# Aggregation Operators¶

## GROUP BY¶

This operator computes group by aggregates on the input relation. Group by lets us specify the dimensions (or columns) on which the group bys are computed, the aggregation functions, the corresponding input columns, and optionally the names of the output columns of the computed aggregates. Group by operator supports SUM, COUNT, MIN, MAX, COUNT_DISTINCT and UDAFs (user defined aggregation functions).

The output tuples from this operator will contain all the group by columns and also the output columns from the aggregation functions.

Sample usages of GROUP BY operator.

```
// compute group by on two group by keys, compute sum aggregate on uniqueDaily and return the sum in a column named uniqueDailySum of type long
output = GROUP data BY country_sk, default_locale_sk AGGREGATES SUM(uniqueDaily) AS uniqueDailySum;
// compute multiple aggregates
output = GROUP data BY storeId AGGREGATES COUNT(tranId) AS tranCount, SUM(sales) AS totalSales;
```

PRECONDITIONS: The input relation must be *partitioned* and *sorted* on the group by columns. For COUNT_DISTINCT aggregations, the input relation must be *partitioned* and *sorted* on concatenation of group by columns and the count distinct column.

## CUBE¶

This operator computes multiple group by over the input dataset. See *Aggregation: Cube and Grouping Sets* on a discussion of the OLAP Cube and grouping sets.

The operator can compute two kinds of aggregates: Additive and Partitioned-Additive (see *Aggregation: Cube and Grouping Sets*).

### Additive Aggregates¶

Cubert supports following builtin aggregators: SUM, COUNT, MIN, MAX.

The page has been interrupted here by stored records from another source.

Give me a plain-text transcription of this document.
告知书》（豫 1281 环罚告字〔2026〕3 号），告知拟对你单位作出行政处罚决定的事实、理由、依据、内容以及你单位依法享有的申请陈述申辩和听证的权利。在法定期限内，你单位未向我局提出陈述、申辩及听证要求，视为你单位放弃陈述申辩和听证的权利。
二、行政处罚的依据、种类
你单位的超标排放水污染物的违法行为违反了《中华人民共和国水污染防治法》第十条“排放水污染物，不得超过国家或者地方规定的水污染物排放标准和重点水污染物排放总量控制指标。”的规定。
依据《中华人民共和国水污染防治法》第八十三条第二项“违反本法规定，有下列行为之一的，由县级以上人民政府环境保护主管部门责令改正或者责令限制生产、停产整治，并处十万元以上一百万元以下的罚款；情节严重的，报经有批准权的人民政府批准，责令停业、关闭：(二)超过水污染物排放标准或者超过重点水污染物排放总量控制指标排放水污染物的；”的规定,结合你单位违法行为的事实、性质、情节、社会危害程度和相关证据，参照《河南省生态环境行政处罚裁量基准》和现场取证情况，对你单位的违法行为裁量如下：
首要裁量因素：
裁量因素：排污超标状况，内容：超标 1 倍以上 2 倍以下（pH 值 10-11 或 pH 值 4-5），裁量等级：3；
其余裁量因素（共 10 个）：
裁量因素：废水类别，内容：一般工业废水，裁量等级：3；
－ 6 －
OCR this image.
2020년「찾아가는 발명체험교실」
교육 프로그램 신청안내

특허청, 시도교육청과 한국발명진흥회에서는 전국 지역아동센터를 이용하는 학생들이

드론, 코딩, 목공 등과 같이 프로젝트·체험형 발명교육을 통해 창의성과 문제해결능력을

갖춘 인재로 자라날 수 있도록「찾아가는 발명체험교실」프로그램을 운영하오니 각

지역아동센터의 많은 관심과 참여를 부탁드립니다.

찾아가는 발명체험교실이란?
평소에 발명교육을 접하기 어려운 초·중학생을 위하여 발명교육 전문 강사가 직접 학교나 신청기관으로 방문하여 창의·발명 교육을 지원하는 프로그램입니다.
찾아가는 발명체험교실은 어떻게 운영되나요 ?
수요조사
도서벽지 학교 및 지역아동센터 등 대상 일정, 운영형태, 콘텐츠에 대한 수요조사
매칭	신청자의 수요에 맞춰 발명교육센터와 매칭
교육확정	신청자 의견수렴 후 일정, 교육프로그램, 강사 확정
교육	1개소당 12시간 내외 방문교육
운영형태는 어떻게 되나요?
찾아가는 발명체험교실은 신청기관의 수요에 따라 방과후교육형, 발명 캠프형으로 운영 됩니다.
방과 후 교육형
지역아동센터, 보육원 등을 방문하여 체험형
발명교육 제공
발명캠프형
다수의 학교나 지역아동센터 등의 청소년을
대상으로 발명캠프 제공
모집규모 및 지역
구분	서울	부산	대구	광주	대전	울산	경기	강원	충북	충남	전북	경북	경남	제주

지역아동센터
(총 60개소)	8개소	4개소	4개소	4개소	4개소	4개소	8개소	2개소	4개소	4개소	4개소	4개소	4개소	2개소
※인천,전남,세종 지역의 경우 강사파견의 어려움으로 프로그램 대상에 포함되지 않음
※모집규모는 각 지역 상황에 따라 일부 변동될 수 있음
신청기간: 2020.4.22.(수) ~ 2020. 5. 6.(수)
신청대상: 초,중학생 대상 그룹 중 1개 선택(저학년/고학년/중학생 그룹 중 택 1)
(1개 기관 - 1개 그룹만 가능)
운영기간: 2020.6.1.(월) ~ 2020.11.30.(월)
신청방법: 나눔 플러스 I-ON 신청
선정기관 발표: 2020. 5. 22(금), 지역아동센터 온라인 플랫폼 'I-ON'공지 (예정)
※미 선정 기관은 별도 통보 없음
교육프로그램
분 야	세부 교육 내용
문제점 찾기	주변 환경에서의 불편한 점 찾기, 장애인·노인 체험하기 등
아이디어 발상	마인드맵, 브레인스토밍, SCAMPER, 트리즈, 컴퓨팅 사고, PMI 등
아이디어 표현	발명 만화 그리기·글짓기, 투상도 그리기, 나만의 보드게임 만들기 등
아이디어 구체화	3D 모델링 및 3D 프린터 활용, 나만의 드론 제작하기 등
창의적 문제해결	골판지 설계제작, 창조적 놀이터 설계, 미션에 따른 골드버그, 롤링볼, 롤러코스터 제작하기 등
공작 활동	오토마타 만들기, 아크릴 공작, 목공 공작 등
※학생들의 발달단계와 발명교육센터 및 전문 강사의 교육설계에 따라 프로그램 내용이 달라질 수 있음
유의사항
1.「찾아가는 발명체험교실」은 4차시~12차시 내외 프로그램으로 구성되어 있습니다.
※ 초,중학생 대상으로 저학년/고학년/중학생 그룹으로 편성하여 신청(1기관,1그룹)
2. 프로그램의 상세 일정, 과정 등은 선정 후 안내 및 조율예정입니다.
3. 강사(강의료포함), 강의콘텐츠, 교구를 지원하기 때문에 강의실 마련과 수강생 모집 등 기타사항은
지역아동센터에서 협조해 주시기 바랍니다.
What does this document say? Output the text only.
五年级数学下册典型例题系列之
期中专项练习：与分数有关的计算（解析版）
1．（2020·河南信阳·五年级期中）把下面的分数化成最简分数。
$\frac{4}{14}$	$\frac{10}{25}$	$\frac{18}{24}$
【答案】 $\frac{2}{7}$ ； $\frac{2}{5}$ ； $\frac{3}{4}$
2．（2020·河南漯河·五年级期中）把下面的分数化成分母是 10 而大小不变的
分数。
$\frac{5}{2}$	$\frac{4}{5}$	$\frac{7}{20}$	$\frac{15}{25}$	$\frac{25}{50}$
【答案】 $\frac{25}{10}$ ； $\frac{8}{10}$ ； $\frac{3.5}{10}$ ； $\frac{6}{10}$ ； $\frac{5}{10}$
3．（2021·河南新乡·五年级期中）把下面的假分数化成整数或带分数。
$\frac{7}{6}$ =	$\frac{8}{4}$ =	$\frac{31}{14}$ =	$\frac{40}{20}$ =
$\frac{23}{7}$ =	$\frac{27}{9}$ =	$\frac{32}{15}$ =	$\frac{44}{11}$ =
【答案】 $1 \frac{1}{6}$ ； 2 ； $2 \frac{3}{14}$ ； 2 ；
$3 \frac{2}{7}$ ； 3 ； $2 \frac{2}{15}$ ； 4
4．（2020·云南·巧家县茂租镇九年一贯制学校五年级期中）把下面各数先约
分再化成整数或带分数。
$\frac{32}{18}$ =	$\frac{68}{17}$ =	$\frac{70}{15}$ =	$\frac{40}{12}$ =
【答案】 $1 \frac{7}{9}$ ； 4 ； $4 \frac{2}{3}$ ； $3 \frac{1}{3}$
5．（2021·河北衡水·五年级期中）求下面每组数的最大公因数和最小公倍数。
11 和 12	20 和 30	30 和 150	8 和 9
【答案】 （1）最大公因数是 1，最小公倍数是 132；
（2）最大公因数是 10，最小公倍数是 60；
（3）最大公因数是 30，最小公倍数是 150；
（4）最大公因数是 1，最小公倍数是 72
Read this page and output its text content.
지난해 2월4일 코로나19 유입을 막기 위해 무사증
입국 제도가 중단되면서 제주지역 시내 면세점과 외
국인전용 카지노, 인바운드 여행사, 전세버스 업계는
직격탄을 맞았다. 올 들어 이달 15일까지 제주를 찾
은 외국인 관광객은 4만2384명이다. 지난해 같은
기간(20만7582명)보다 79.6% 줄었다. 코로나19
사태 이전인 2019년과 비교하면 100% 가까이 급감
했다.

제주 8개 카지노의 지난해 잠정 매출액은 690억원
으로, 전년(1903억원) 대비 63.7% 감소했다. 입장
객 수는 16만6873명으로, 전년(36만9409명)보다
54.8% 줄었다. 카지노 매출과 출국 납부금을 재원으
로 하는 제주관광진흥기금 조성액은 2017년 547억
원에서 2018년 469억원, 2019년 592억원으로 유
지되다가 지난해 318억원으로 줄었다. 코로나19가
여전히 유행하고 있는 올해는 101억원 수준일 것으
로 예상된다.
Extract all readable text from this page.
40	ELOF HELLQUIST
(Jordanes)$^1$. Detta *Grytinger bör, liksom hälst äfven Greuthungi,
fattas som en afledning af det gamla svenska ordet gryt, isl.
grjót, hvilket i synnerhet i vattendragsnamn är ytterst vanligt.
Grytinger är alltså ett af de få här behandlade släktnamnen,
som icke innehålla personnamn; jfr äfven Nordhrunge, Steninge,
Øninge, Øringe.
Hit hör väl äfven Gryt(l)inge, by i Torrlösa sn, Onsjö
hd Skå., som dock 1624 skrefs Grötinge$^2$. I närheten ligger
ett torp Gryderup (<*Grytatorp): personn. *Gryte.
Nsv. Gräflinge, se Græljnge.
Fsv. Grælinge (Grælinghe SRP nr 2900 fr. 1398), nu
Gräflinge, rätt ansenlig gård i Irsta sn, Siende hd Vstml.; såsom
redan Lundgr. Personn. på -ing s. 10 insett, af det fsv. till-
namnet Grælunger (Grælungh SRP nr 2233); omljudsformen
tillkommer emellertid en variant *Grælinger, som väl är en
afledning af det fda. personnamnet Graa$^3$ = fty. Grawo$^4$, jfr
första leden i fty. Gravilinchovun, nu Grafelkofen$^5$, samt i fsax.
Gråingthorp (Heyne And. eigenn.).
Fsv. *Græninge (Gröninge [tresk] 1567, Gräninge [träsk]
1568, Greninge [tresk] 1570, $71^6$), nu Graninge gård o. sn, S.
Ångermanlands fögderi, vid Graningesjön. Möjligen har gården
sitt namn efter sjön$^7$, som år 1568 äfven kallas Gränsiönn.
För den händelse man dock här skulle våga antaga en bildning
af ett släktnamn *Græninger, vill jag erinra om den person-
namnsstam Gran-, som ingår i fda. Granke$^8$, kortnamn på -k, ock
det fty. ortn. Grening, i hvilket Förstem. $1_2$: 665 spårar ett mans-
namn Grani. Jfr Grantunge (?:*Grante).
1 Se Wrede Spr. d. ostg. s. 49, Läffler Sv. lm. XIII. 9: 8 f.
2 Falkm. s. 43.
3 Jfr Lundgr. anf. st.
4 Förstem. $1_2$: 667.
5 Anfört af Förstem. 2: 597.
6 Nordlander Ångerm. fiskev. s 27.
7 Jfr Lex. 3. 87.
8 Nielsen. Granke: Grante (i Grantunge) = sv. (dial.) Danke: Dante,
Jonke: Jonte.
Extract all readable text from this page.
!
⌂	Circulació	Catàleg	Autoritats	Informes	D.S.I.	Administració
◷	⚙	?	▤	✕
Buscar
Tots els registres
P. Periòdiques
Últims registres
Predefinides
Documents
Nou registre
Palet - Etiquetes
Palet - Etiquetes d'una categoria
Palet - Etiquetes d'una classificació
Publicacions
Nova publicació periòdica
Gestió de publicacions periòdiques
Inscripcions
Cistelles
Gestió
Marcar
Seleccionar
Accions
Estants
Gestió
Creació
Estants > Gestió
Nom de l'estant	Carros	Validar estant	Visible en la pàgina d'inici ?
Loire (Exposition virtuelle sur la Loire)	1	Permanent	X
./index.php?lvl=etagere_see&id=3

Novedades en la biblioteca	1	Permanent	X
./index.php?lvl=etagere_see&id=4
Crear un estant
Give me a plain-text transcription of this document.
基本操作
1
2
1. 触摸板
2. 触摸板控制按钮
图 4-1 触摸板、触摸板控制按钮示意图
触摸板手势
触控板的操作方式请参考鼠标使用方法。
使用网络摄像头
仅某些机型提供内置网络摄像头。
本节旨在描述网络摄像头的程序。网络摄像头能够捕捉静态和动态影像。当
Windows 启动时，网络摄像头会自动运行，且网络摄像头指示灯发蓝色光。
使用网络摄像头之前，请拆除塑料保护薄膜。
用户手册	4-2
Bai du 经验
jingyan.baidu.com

Example usage: computing a complete OLAP cube on two dimensions.

```
JOB "cube additive computing a full OLAP cube."
REDUCERS 10;
MAP {
// load the fact table
data = LOAD "$inputFactTable" USING AVRO;
// compute "full" cube
data = CUBE data BY dim0, dim1 AGGREGATES SUM(measure) AS sum;
}
SHUFFLE data PARTITIONED ON dim0, dim1 SORTED ON dim0, dim1 AGGREGATES SUM(measure) AS sum;
REDUCE {
result = GROUP data BY dim0, dim1 AGGREGATES SUM(sum) AS sum:long;
}
STORE result INTO "output/cube" USING AVRO;
END
```

PRECONDITIONS: None.

### Partitioned Additive Aggregators¶

CUBE operator can also compute OLAP cube count distinct on the input relation. In its specification, it takes the list of dimensions, the partitioning measure to compute count distinct on and the corresponding output column names.

Optionally the grouping sets can be specified, listing the group by key combinations to be computed. If no grouping sets is specified, the full OLAP cube is computed.

```
JOB "OLAP cube count distinct operator"
REDUCERS 10;
MAP {
// load the fact table
data = LOAD "$inputFactTable" USING RUBIX;
data = FROM data GENERATE memberId, search_type, platform_type, country_sk, locale_sk,
CASE (date_sk == "2014-02-06", memberId) AS todayMemberId;
// OLAP CCD computation on a grouping set
cube = CUBE data BY country_sk, locale_sk, search_type, platform_type INNER memberId
AGGREGATES COUNT_DISTINCT(memberId) AS uniqueWeekly:LONG, [SUM, COUNT_TO_ONE](todayMemberId) AS uniqueDaily
GROUPING SETS (country_sk, locale_sk, search_type, platform_type),
(country_sk, locale_sk, search_type),
(country_sk, locale_sk, platform_type),
(country_sk, locale_sk);
}
SHUFFLE cube PARTITIONED ON country_sk, locale_sk, search_type, platform_type
SORTED ON country_sk, locale_sk, search_type, platform_type;
REDUCE {
output = GROUP cube BY country_sk, locale_sk, search_type, platform_type
AGGREGATES SUM(uniqueWeekly) AS uniqueWeekly:long, SUM(uniqueDaily) AS uniqueDaily;
}
STORE output INTO "$output/ccdOutput" USING AVRO;
END
```

Note

Using CUBE Shuffle Command

See the section on using the *CUBE shuffle command* that describes a much compact (and less error prone) form for this operator.

PRECONDITIONS: The input data must be *partitioned* and *sorted* on the measure (*memberId* in the above example).